Why Covid-19 Has Weakened The Case For Liquor And Petro-Goods Under GST Liquor And Petro-Goods
Snapshot
  • The case for putting petro-goods and liquor in GST has just gotten weaker.

The long and disorderly queues outside liquor shops yesterday (4 May) have drawn a lot of criticism: some decry the opening of liquor shops because proper safe distancing norms were not followed; others critique the very idea of giving people the right to a tipple when thousands of the migrant poor are semi-starved and without enough money in their pockets.

The one thing everyone agreed on was that states were keen to open liquor shops because of the tax revenue potential. According to an estimate by The Economic Times, liquor provides Rs 2.48 lakh crore annually to state and central exchequers.

Little wonder, states that have seen goods and services tax (GST) revenues crash dramatically in April during the period of lockdown, are keen to restart liquor sales. Liquor is quicker.

This gives us a pointer as to what states will next ease up on: passenger vehicles movement. Bengaluru, which is supposedly a Covid-19 red zone, already allows people to move around in cars and two-wheelers between 7am and 7pm, and many more cities will follow suit.

The reason is obvious: petroleum taxes are the biggest single source of state revenue. Petro-taxes brought Rs 2.27 lakh crore in 2018-19 to states (the Centre got even more), and Rs 1.59 lakh crore in the first nine months of 2019-20, according to the Petroleum Planning and Analysis Cell in the Petroleum Ministry.

With hindsight, one must thank the country’s lucky stars that both liquor and petro-products were kept out of the goods and services tax (GST) basket despite cries from businessmen to do so. This is what will give states the ability to generate revenues quickly when GST has gone bust.

The moral of the story is this: GST is a good tax and must be cleaned up and reformed, but it is not a bad idea to leave states with some revenue flexibility of their own so that they are not left entirely to centrally generated resources.

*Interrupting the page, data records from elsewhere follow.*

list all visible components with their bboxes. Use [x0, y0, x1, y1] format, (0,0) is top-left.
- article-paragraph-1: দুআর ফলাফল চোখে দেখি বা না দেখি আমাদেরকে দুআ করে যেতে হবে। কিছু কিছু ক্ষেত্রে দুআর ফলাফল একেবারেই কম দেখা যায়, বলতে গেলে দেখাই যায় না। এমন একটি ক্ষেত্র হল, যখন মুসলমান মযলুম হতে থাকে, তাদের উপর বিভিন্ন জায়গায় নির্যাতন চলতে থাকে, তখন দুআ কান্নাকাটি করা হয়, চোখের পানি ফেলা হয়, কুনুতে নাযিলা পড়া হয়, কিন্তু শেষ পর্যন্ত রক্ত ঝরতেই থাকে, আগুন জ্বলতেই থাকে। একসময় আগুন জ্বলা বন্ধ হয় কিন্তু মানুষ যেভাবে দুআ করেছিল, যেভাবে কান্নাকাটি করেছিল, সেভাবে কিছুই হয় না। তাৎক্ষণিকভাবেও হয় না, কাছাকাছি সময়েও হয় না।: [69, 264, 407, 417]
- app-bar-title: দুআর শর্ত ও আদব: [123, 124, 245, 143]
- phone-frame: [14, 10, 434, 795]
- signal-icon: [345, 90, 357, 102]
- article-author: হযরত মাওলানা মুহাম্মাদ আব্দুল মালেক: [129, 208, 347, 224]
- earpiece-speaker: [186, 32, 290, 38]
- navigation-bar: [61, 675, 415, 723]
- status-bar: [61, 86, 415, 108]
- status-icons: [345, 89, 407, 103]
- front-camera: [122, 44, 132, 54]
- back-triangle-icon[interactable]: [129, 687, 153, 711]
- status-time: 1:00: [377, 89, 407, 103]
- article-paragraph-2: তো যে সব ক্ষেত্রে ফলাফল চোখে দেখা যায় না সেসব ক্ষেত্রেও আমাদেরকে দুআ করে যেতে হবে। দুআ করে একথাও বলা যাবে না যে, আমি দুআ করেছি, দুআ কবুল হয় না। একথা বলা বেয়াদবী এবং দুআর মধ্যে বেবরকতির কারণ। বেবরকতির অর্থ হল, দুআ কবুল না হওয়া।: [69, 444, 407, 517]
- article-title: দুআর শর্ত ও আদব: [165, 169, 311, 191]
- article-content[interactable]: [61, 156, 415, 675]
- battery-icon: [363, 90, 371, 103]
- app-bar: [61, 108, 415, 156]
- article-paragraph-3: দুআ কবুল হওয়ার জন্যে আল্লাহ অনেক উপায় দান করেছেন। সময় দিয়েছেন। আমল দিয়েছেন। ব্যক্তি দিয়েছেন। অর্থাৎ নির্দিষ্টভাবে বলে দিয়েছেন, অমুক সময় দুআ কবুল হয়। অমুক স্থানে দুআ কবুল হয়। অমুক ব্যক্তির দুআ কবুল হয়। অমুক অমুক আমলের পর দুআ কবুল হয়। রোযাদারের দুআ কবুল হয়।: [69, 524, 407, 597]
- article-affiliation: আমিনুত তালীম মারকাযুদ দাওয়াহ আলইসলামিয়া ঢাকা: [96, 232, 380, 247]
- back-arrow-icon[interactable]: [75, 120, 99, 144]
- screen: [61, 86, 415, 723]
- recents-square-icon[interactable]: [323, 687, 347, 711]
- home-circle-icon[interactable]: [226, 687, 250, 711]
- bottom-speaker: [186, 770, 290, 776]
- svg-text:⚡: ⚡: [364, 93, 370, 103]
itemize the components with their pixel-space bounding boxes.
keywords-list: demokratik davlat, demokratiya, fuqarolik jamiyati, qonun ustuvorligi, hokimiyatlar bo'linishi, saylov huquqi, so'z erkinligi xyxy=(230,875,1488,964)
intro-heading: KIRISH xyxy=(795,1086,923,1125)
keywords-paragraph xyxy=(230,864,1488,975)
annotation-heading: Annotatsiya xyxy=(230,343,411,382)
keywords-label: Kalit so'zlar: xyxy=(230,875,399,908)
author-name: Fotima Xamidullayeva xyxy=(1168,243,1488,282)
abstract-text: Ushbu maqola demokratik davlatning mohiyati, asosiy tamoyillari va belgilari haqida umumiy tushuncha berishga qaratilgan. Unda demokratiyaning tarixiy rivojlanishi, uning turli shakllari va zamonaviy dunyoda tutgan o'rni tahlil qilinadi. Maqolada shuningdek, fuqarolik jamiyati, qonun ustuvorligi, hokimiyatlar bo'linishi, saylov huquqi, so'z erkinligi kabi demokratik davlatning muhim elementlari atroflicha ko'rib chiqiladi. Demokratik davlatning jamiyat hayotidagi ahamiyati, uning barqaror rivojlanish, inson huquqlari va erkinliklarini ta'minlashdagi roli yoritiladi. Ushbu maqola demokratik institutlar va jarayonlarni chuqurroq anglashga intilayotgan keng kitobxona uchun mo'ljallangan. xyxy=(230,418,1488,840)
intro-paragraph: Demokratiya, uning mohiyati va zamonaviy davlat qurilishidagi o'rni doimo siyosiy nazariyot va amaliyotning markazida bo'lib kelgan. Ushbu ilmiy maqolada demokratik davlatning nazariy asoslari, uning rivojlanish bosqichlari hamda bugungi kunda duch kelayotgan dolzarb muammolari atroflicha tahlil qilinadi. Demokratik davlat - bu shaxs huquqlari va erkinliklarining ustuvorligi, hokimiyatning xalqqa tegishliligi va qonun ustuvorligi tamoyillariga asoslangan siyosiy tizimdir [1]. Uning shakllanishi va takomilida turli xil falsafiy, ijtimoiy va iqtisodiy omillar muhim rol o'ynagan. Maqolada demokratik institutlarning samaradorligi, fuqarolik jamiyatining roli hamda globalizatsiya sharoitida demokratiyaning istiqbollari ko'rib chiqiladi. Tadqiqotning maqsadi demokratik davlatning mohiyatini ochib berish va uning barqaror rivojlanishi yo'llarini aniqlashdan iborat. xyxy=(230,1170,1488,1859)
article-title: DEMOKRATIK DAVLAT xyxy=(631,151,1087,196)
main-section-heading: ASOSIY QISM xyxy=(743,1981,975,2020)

GST is about tax collection efficiency and prevention of revenue leakages along the product value chain; but efficiency must be balanced against the need for states to retain some degree of financial sovereignty in a federal set-up.

In a situation where states have to bear the brunt of the expenses for fighting Covid-19, it would have been unfair to have them perpetually begging the Centre for resources. Not only is this unreasonable, but it also gives scope for generating bad blood between Centre and states.

Just as we invest in diversified mutual funds to spread the risk, it is equally important that states should not have to depend entirely on GST revenues over which they have little control. Federalism requires each player to have some independent sources of revenue that are not fully dependent on shares from one single pot of national revenue.

The case for putting petro-goods and liquor in GST has just gotten weaker.